Design, Power and Interpretation of Studies in the Standard Murine Model of ALS (Scott, et al., ALS Volume 9(1):4-15, 2008)[3]

From Transcriptome Analysis to Therapeutic Anti-CD40L Treatment in the SOD1 Model of Amytrophic Lateral Sclerosis (Lincecum, et al., Nature Genetics, Volume 42, May 2010)[4]

ALS, also known as Lou Gehrig’s disease, is a neurodegenerative disorder that paralyzes the body but leaves the mind intact. ALS is not rare; 350,000 patients have it worldwide. Patients live on average two-to-five years following diagnosis. There is no cure and no effective treatment.

ALS TDI practices open-source science[citation needed] and maintains a patient and research-focused discussion forum. Some of the Institute's funding comes from grassroots fundraising events organized by ALS patients, their families and supporters.

The Institute, and the story of its origins were captured by the award-winning documentary "So Much So Fast".


ALS TDI has performed independent validation of previously published pre-clinical efficacy studies in the mutant SOD1 G93A mouse model.
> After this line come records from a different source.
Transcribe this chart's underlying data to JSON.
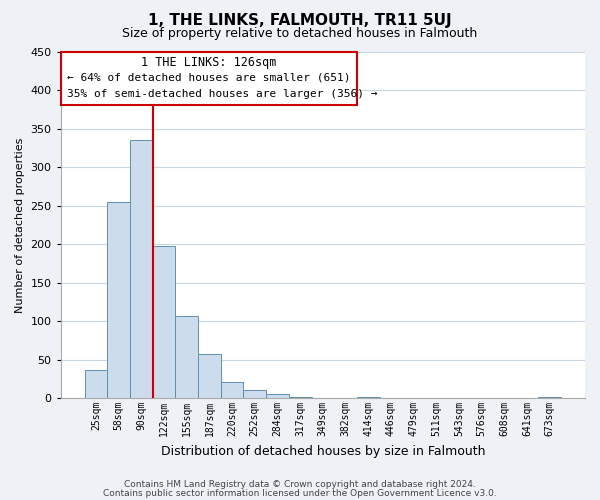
{
  "title": "1, THE LINKS, FALMOUTH, TR11 5UJ",
  "subtitle": "Size of property relative to detached houses in Falmouth",
  "xlabel": "Distribution of detached houses by size in Falmouth",
  "ylabel": "Number of detached properties",
  "bar_color": "#ccdcec",
  "bar_edge_color": "#6090b0",
  "categories": [
    "25sqm",
    "58sqm",
    "90sqm",
    "122sqm",
    "155sqm",
    "187sqm",
    "220sqm",
    "252sqm",
    "284sqm",
    "317sqm",
    "349sqm",
    "382sqm",
    "414sqm",
    "446sqm",
    "479sqm",
    "511sqm",
    "543sqm",
    "576sqm",
    "608sqm",
    "641sqm",
    "673sqm"
  ],
  "values": [
    36,
    255,
    335,
    197,
    106,
    57,
    21,
    11,
    5,
    1,
    0,
    0,
    2,
    0,
    0,
    0,
    0,
    0,
    0,
    0,
    2
  ],
  "ylim": [
    0,
    450
  ],
  "yticks": [
    0,
    50,
    100,
    150,
    200,
    250,
    300,
    350,
    400,
    450
  ],
  "annotation_title": "1 THE LINKS: 126sqm",
  "annotation_line1": "← 64% of detached houses are smaller (651)",
  "annotation_line2": "35% of semi-detached houses are larger (356) →",
  "marker_bar_index": 3,
  "footer_line1": "Contains HM Land Registry data © Crown copyright and database right 2024.",
  "footer_line2": "Contains public sector information licensed under the Open Government Licence v3.0.",
  "background_color": "#eef2f6",
  "plot_background_color": "#ffffff",
  "grid_color": "#c8d4e0",
  "annotation_box_color": "#ffffff",
  "annotation_box_edge": "#cc0000",
  "red_line_color": "#cc0000",
  "title_fontsize": 11,
  "subtitle_fontsize": 9,
  "ylabel_fontsize": 8,
  "xlabel_fontsize": 9,
  "ytick_fontsize": 8,
  "xtick_fontsize": 7,
  "footer_fontsize": 6.5,
  "annot_title_fontsize": 8.5,
  "annot_text_fontsize": 8
}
Using large cohorts and rigorous trial design, ALS TDI demonstrated that several promising pre-clinical compounds such as minocycline and creatine, which showed dramatic effects in high profile publications, could not be independently reproduced.
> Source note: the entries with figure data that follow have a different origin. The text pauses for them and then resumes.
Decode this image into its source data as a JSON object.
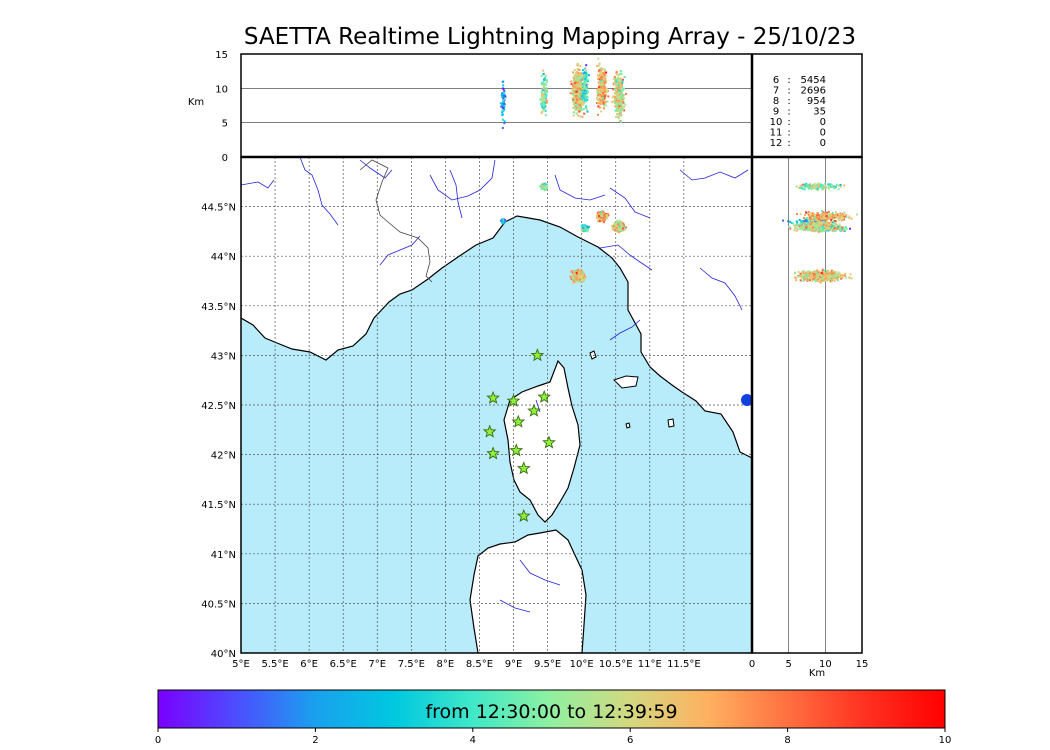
{
  "title": "SAETTA Realtime Lightning Mapping Array - 25/10/23",
  "colorbar": {
    "label": "from 12:30:00 to 12:39:59",
    "ticks": [
      "0",
      "2",
      "4",
      "6",
      "8",
      "10"
    ],
    "colors": [
      "#7a00ff",
      "#4d4dff",
      "#1aa0ee",
      "#00c8e0",
      "#40e8c8",
      "#90f0a0",
      "#d4d880",
      "#ffb060",
      "#ff7040",
      "#ff3020",
      "#ff0000"
    ]
  },
  "colors": {
    "sea": "#b8ecfb",
    "land": "#ffffff",
    "rivers": "#2222dd",
    "coast": "#000000",
    "grid": "#555555",
    "station_fill": "#8cf03c",
    "station_stroke": "#3a6a10",
    "highlight_count": "#ff0000"
  },
  "chart_data": {
    "type": "scatter",
    "title": "SAETTA Realtime Lightning Mapping Array - 25/10/23",
    "map": {
      "x_range": [
        5,
        12.5
      ],
      "y_range": [
        40,
        45
      ],
      "x_ticks": [
        "5°E",
        "5.5°E",
        "6°E",
        "6.5°E",
        "7°E",
        "7.5°E",
        "8°E",
        "8.5°E",
        "9°E",
        "9.5°E",
        "10°E",
        "10.5°E",
        "11°E",
        "11.5°E"
      ],
      "y_ticks": [
        "40°N",
        "40.5°N",
        "41°N",
        "41.5°N",
        "42°N",
        "42.5°N",
        "43°N",
        "43.5°N",
        "44°N",
        "44.5°N"
      ],
      "grid": true
    },
    "altitude_vs_longitude": {
      "ylabel": "Km",
      "y_range": [
        0,
        15
      ],
      "y_ticks": [
        "0",
        "5",
        "10",
        "15"
      ]
    },
    "altitude_vs_latitude": {
      "xlabel": "Km",
      "x_range": [
        0,
        15
      ],
      "x_ticks": [
        "0",
        "5",
        "10",
        "15"
      ]
    },
    "station_count": {
      "rows": [
        {
          "n": "6",
          "sep": ":",
          "count": "5454",
          "highlight": true
        },
        {
          "n": "7",
          "sep": ":",
          "count": "2696",
          "highlight": false
        },
        {
          "n": "8",
          "sep": ":",
          "count": "954",
          "highlight": false
        },
        {
          "n": "9",
          "sep": ":",
          "count": "35",
          "highlight": false
        },
        {
          "n": "10",
          "sep": ":",
          "count": "0",
          "highlight": false
        },
        {
          "n": "11",
          "sep": ":",
          "count": "0",
          "highlight": false
        },
        {
          "n": "12",
          "sep": ":",
          "count": "0",
          "highlight": false
        }
      ]
    },
    "clusters": [
      {
        "lon": 8.85,
        "lat": 44.35,
        "alt": 8.0,
        "spread": 0.03,
        "n": 60,
        "t": 2.5
      },
      {
        "lon": 9.45,
        "lat": 44.7,
        "alt": 9.0,
        "spread": 0.05,
        "n": 120,
        "t": 5.0
      },
      {
        "lon": 9.95,
        "lat": 43.8,
        "alt": 9.5,
        "spread": 0.09,
        "n": 500,
        "t": 6.5
      },
      {
        "lon": 10.05,
        "lat": 44.28,
        "alt": 10.0,
        "spread": 0.05,
        "n": 120,
        "t": 4.0
      },
      {
        "lon": 10.3,
        "lat": 44.4,
        "alt": 10.0,
        "spread": 0.07,
        "n": 260,
        "t": 7.0
      },
      {
        "lon": 10.55,
        "lat": 44.3,
        "alt": 9.0,
        "spread": 0.08,
        "n": 320,
        "t": 6.0
      }
    ],
    "stations": [
      {
        "lon": 9.35,
        "lat": 43.0
      },
      {
        "lon": 8.7,
        "lat": 42.57
      },
      {
        "lon": 9.0,
        "lat": 42.54
      },
      {
        "lon": 9.45,
        "lat": 42.58
      },
      {
        "lon": 9.07,
        "lat": 42.33
      },
      {
        "lon": 9.3,
        "lat": 42.44
      },
      {
        "lon": 8.65,
        "lat": 42.23
      },
      {
        "lon": 9.52,
        "lat": 42.12
      },
      {
        "lon": 8.7,
        "lat": 42.01
      },
      {
        "lon": 9.04,
        "lat": 42.04
      },
      {
        "lon": 9.15,
        "lat": 41.86
      },
      {
        "lon": 9.15,
        "lat": 41.38
      }
    ]
  }
}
However, many ALS researchers have raised questions about the utility and predictive power of the SOD1 G93A familial ALS mouse model for understanding and finding drugs to treat sporadic ALS in humans. A critical issue is whether the pathogenesis of the SOD1 G93A mutation (one of 120 in the SOD1 gene) is idosyncratic and further, whether pathogenesis caused by familial ALS SOD1 mutations (<4% of cases) is similar to sporadic ALS (>90% of cases). Critically, no pre-clinical compound, even those validated by ALS TDI, have actually proved beneficial even in early stage clinical trials.